Streitig ist die umsatzsteuerrechtliche Behandlung der Wärmeabgabe aus einer sog. Kraft-Wärme-Koppelungsanlage.

Mit Gesellschaftsvertrag vom 1. Februar 2001 wurde die AA Stromerzeugung GbR als sogenannte Innengesellschaft gegründet. Gesellschafter sind neben dem Kläger, AA, seine Ehefrau AB sowie sein Sohn AC. Die Gesellschaft wird vom Kläger, der als Unternehmer die Geschäfte der Gesellschaft nach außen hin abwickelt, vertreten (vgl. Gesellschaftsvertrag). Gegenstand des Unternehmens ist die Stromerzeugung aus Biomasse in einem Blockheizkraftwerk (BHKW) ohne Fremdbezug zur Verteilung. Die durch die Stromproduktion in dieser Kraft-Wärme-Koppelungsanlage (KWK-Anlage) ebenfalls entstehende Abwärme wurde z. T. auch zur Versorgung des privaten Wohnhauses, des von AA und AB betriebenen Hühnermaststalls (Hühnermaststall I), des von der AA GbR betriebenen Hühnermaststalls (Hühnermaststall II), des Fermenter sowie des Fernwärmenetzes der Gemeinde D verwendet. Der Kläger erhielt für den erzeugten Strom von seinem Stromnetzbetreiber neben der Mindestvergütung den sog. KWK-Bonus nach § 8 Abs. 3 des Erneuerbare-Energien-Gesetzes (EEG in der Fassung des Gesetzes zur Neuregelung des Rechts der Erneuerbaren Energien im Strombereich vom 21. Juli 2004, BGBl I 2004, 1918).
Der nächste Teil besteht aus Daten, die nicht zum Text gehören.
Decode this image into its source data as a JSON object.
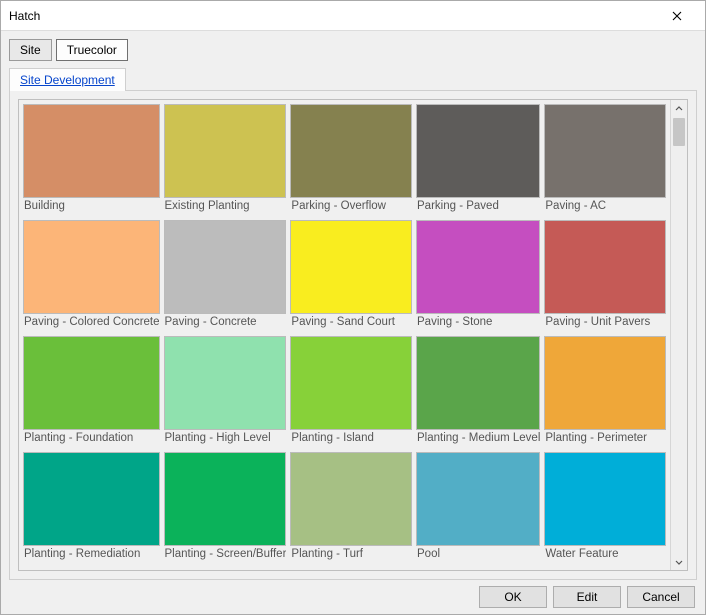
{
  "window": {
    "title": "Hatch"
  },
  "tabs": {
    "site": "Site",
    "truecolor": "Truecolor",
    "active": "Truecolor"
  },
  "subtab": {
    "label": "Site Development"
  },
  "footer": {
    "ok": "OK",
    "edit": "Edit",
    "cancel": "Cancel"
  },
  "swatches": [
    {
      "label": "Building",
      "color": "#d58e66"
    },
    {
      "label": "Existing Planting",
      "color": "#cdc251"
    },
    {
      "label": "Parking - Overflow",
      "color": "#85814f"
    },
    {
      "label": "Parking - Paved",
      "color": "#5e5c5a"
    },
    {
      "label": "Paving - AC",
      "color": "#77716c"
    },
    {
      "label": "Paving - Colored Concrete",
      "color": "#fcb578"
    },
    {
      "label": "Paving - Concrete",
      "color": "#bcbcbc"
    },
    {
      "label": "Paving - Sand Court",
      "color": "#f9ed1f"
    },
    {
      "label": "Paving - Stone",
      "color": "#c54ec0"
    },
    {
      "label": "Paving - Unit Pavers",
      "color": "#c55a56"
    },
    {
      "label": "Planting - Foundation",
      "color": "#6abf3a"
    },
    {
      "label": "Planting - High Level",
      "color": "#8fe1ae"
    },
    {
      "label": "Planting - Island",
      "color": "#87d139"
    },
    {
      "label": "Planting - Medium Level",
      "color": "#5aa54a"
    },
    {
      "label": "Planting - Perimeter",
      "color": "#efa739"
    },
    {
      "label": "Planting - Remediation",
      "color": "#00a588"
    },
    {
      "label": "Planting - Screen/Buffer",
      "color": "#0bb25a"
    },
    {
      "label": "Planting - Turf",
      "color": "#a6c084"
    },
    {
      "label": "Pool",
      "color": "#52aec6"
    },
    {
      "label": "Water Feature",
      "color": "#00aed8"
    }
  ]
}
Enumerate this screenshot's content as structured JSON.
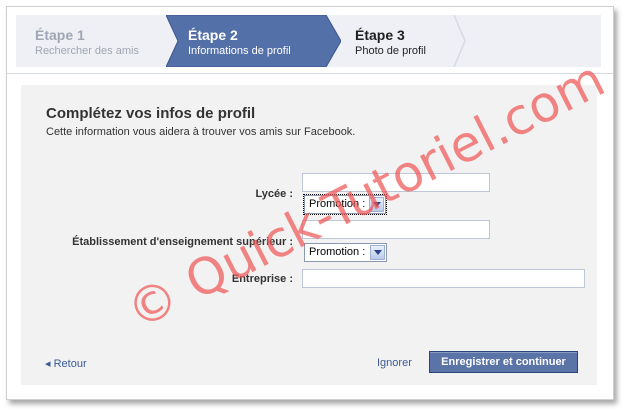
{
  "steps": [
    {
      "number": "Étape 1",
      "label": "Rechercher des amis"
    },
    {
      "number": "Étape 2",
      "label": "Informations de profil"
    },
    {
      "number": "Étape 3",
      "label": "Photo de profil"
    }
  ],
  "form": {
    "title": "Complétez vos infos de profil",
    "description": "Cette information vous aidera à trouver vos amis sur Facebook.",
    "lycee_label": "Lycée :",
    "lycee_value": "",
    "lycee_promo": "Promotion :",
    "higher_label": "Établissement d'enseignement supérieur :",
    "higher_value": "",
    "higher_promo": "Promotion :",
    "company_label": "Entreprise :",
    "company_value": ""
  },
  "footer": {
    "back_label": "Retour",
    "skip_label": "Ignorer",
    "save_label": "Enregistrer et continuer"
  },
  "watermark": "© Quick-Tutoriel.com",
  "colors": {
    "active_step": "#5470a8",
    "link": "#3b5998",
    "button": "#5b74a8",
    "watermark": "#ef5656"
  }
}
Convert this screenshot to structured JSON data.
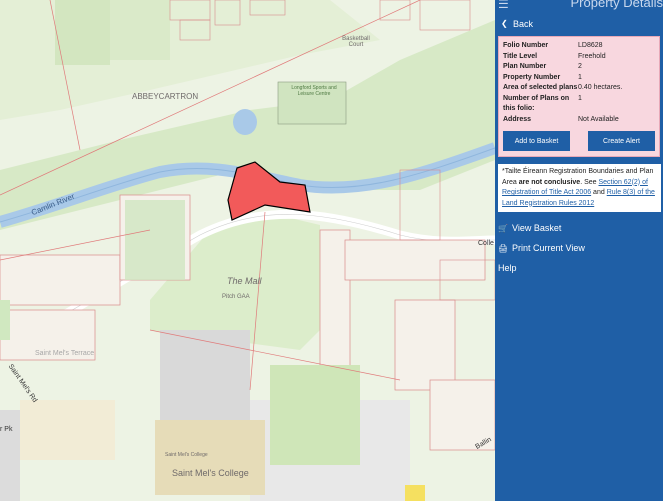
{
  "header": {
    "title": "Property Details",
    "menu_icon": "hamburger-icon"
  },
  "nav": {
    "back_label": "Back"
  },
  "property": {
    "rows": [
      {
        "key": "Folio Number",
        "value": "LD8628"
      },
      {
        "key": "Title Level",
        "value": "Freehold"
      },
      {
        "key": "Plan Number",
        "value": "2"
      },
      {
        "key": "Property Number",
        "value": "1"
      },
      {
        "key": "Area of selected plans",
        "value": "0.40 hectares."
      },
      {
        "key": "Number of Plans on this folio:",
        "value": "1"
      },
      {
        "key": "Address",
        "value": "Not Available"
      }
    ],
    "add_basket_label": "Add to Basket",
    "create_alert_label": "Create Alert"
  },
  "notice": {
    "prefix": "*Tailte Éireann Registration Boundaries and Plan Area ",
    "bold": "are not conclusive",
    "see": ". See ",
    "link1": "Section 62(2) of Registration of Title Act 2006",
    "and": " and ",
    "link2": "Rule 8(3) of the Land Registration Rules 2012"
  },
  "menu": {
    "view_basket": "View Basket",
    "print_view": "Print Current View",
    "help": "Help"
  },
  "map": {
    "labels": {
      "abbeycartron": "ABBEYCARTRON",
      "camlin": "Camlin River",
      "mall": "The Mall",
      "pitch": "Pitch GAA",
      "basketball": "Basketball Court",
      "sports": "Longford Sports and Leisure Centre",
      "mels_rd": "Saint Mel's Rd",
      "college": "Saint Mel's College",
      "college_small": "Saint Mel's College",
      "coll_road": "Colle",
      "ballin": "Ballin",
      "pk": "r Pk",
      "mel_terrace": "Saint Mel's Terrace"
    }
  },
  "colors": {
    "panel": "#1f5fa6",
    "highlight": "#f25a5a",
    "info_bg": "#f8d7df"
  }
}
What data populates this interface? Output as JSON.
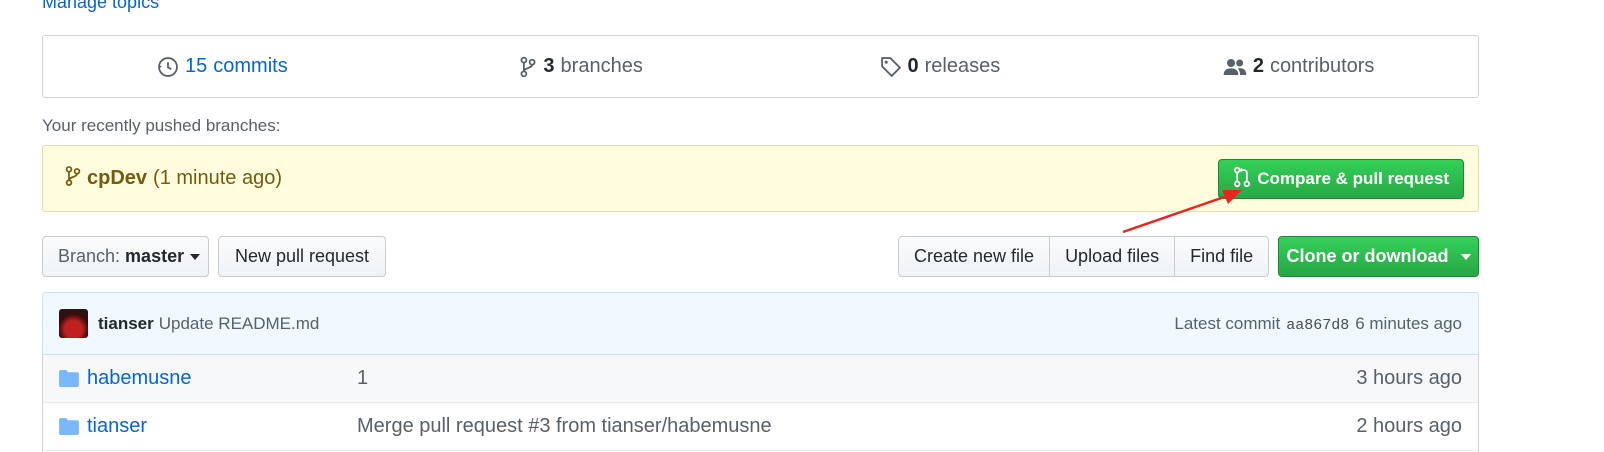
{
  "manage_topics": "Manage topics",
  "summary": {
    "commits": {
      "count": "15",
      "label": "commits"
    },
    "branches": {
      "count": "3",
      "label": "branches"
    },
    "releases": {
      "count": "0",
      "label": "releases"
    },
    "contributors": {
      "count": "2",
      "label": "contributors"
    }
  },
  "recent": {
    "label": "Your recently pushed branches:",
    "branch": "cpDev",
    "time": "(1 minute ago)",
    "compare_button": "Compare & pull request"
  },
  "file_nav": {
    "branch_prefix": "Branch:",
    "branch_name": "master",
    "new_pull_request": "New pull request",
    "create_new_file": "Create new file",
    "upload_files": "Upload files",
    "find_file": "Find file",
    "clone_or_download": "Clone or download"
  },
  "commit_tease": {
    "author": "tianser",
    "message": "Update README.md",
    "latest_label": "Latest commit",
    "sha": "aa867d8",
    "time": "6 minutes ago"
  },
  "files": [
    {
      "name": "habemusne",
      "message": "1",
      "age": "3 hours ago",
      "icon": "folder-icon"
    },
    {
      "name": "tianser",
      "message": "Merge pull request #3 from tianser/habemusne",
      "age": "2 hours ago",
      "icon": "folder-icon"
    }
  ],
  "colors": {
    "link": "#0366d6",
    "green": "#28a745",
    "banner_bg": "#fffbdd",
    "annotation_red": "#e8261e"
  }
}
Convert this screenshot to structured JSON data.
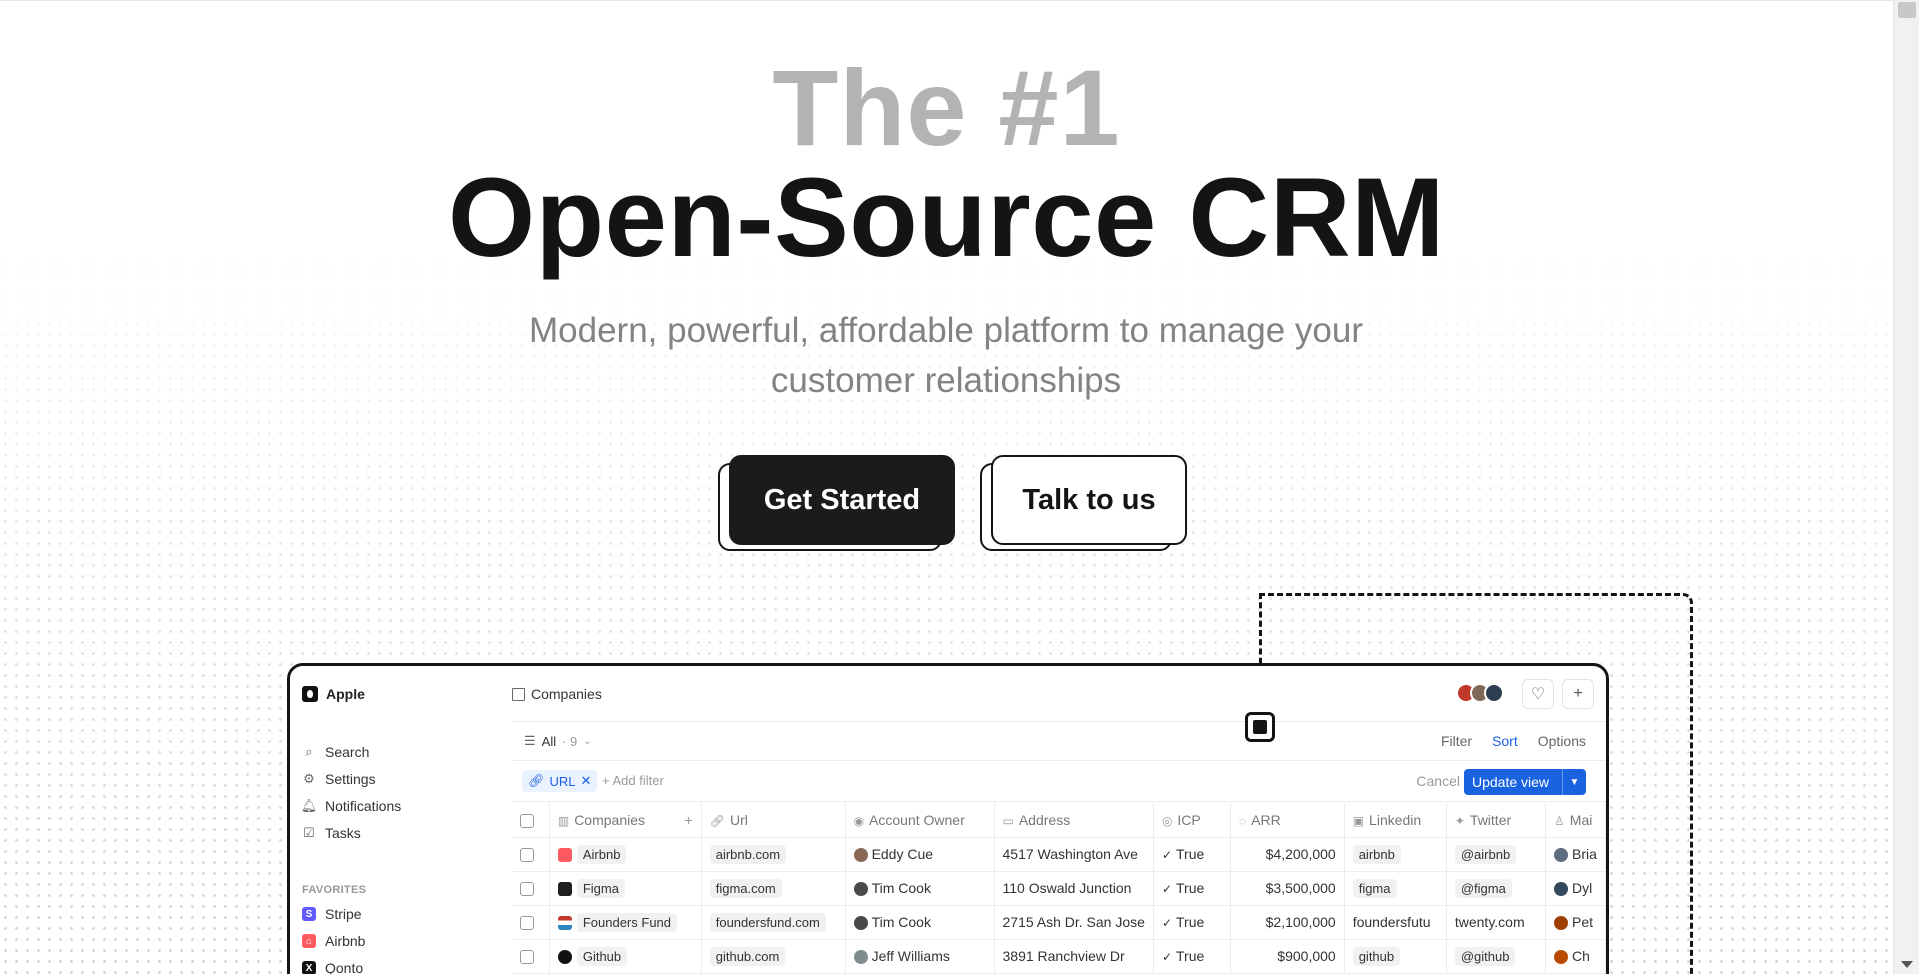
{
  "hero": {
    "title_line1": "The #1",
    "title_line2": "Open-Source CRM",
    "subtitle": "Modern, powerful, affordable platform to manage your customer relationships",
    "primary_cta": "Get Started",
    "secondary_cta": "Talk to us"
  },
  "app": {
    "workspace": "Apple",
    "nav": [
      {
        "label": "Search",
        "icon": "search-icon"
      },
      {
        "label": "Settings",
        "icon": "gear-icon"
      },
      {
        "label": "Notifications",
        "icon": "bell-icon"
      },
      {
        "label": "Tasks",
        "icon": "checkbox-icon"
      }
    ],
    "favorites_title": "FAVORITES",
    "favorites": [
      {
        "label": "Stripe",
        "color": "#635bff",
        "glyph": "S"
      },
      {
        "label": "Airbnb",
        "color": "#ff5a5f",
        "glyph": "⌂"
      },
      {
        "label": "Qonto",
        "color": "#111111",
        "glyph": "X"
      }
    ],
    "breadcrumb": "Companies",
    "view": {
      "label": "All",
      "count": "· 9"
    },
    "view_actions": {
      "filter": "Filter",
      "sort": "Sort",
      "options": "Options"
    },
    "filter_chip": "URL",
    "add_filter": "+ Add filter",
    "cancel": "Cancel",
    "update_view": "Update view",
    "columns": [
      "Companies",
      "Url",
      "Account Owner",
      "Address",
      "ICP",
      "ARR",
      "Linkedin",
      "Twitter",
      "Mai"
    ],
    "rows": [
      {
        "company": "Airbnb",
        "logo_color": "#ff5a5f",
        "url": "airbnb.com",
        "owner": "Eddy Cue",
        "address": "4517 Washington Ave",
        "icp": "True",
        "arr": "$4,200,000",
        "linkedin": "airbnb",
        "twitter": "@airbnb",
        "main": "Bria"
      },
      {
        "company": "Figma",
        "logo_color": "#1e1e1e",
        "url": "figma.com",
        "owner": "Tim Cook",
        "address": "110 Oswald Junction",
        "icp": "True",
        "arr": "$3,500,000",
        "linkedin": "figma",
        "twitter": "@figma",
        "main": "Dyl"
      },
      {
        "company": "Founders Fund",
        "logo_color": "#c0392b",
        "url": "foundersfund.com",
        "owner": "Tim Cook",
        "address": "2715 Ash Dr. San Jose",
        "icp": "True",
        "arr": "$2,100,000",
        "linkedin": "foundersfutu",
        "twitter": "twenty.com",
        "main": "Pet"
      },
      {
        "company": "Github",
        "logo_color": "#111111",
        "url": "github.com",
        "owner": "Jeff Williams",
        "address": "3891 Ranchview Dr",
        "icp": "True",
        "arr": "$900,000",
        "linkedin": "github",
        "twitter": "@github",
        "main": "Ch"
      }
    ]
  }
}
Am 31. Juli 2007 vereinbarten die Gemeinde D (nachfolgend: Gemeinde) und der Kläger, dass der Erzeuger (Kläger) der Gemeinde zunächst für die Dauer von 20 Jahren Wärme durch die von ihm betriebene Biogasanlage für verschiedene Objekte der Gemeinde (z. B. für das Rathaus und das Feuerwehrhaus) unentgeltlich zur Verfügung stellt, solange der Erzeuger die Möglichkeit hat, einen sog. KWK-Bonus gemäß des zum Vertragszeitpunkt gültigen § 8 EEG zu erhalten (vgl. Vertrag über die Zurverfügungstellung und Abnahme von Wärme, nachfolgend: Vertrag, Tz.: 4.1, Rb-Akte, Bl. 68 ff). Für die dafür zu errichtende Infrastruktur und ggf. deren späteren Rückbau sollte die Gemeinde sorgen (vgl. Tz. 3 des Vertrags). Tz.4.2 des Vertrages lautet: „Sollte aufgrund gesetzlicher Regelungen eine unentgeltliche Zurverfügungstellung der Wärme nicht möglich oder der Erzeuger hierdurch Teile oder den kompletten KWK-Bonus gemäß derzeit gültigem EEG verlieren oder der KWK-Bonus nach EEG an sich wegfallen, werden die Vertragspartner eine Lösung vereinbaren, die für den Erzeuger das gleiche finanzielle Ergebnis bringt wie die Regelung des KWK-Bonus nach EEG. In diesem Fall wird der Erzeuger mit dem Verwerter (Gemeinde) nach einem Jahr eine Abrechnung über die gelieferte Wärme erstellen.”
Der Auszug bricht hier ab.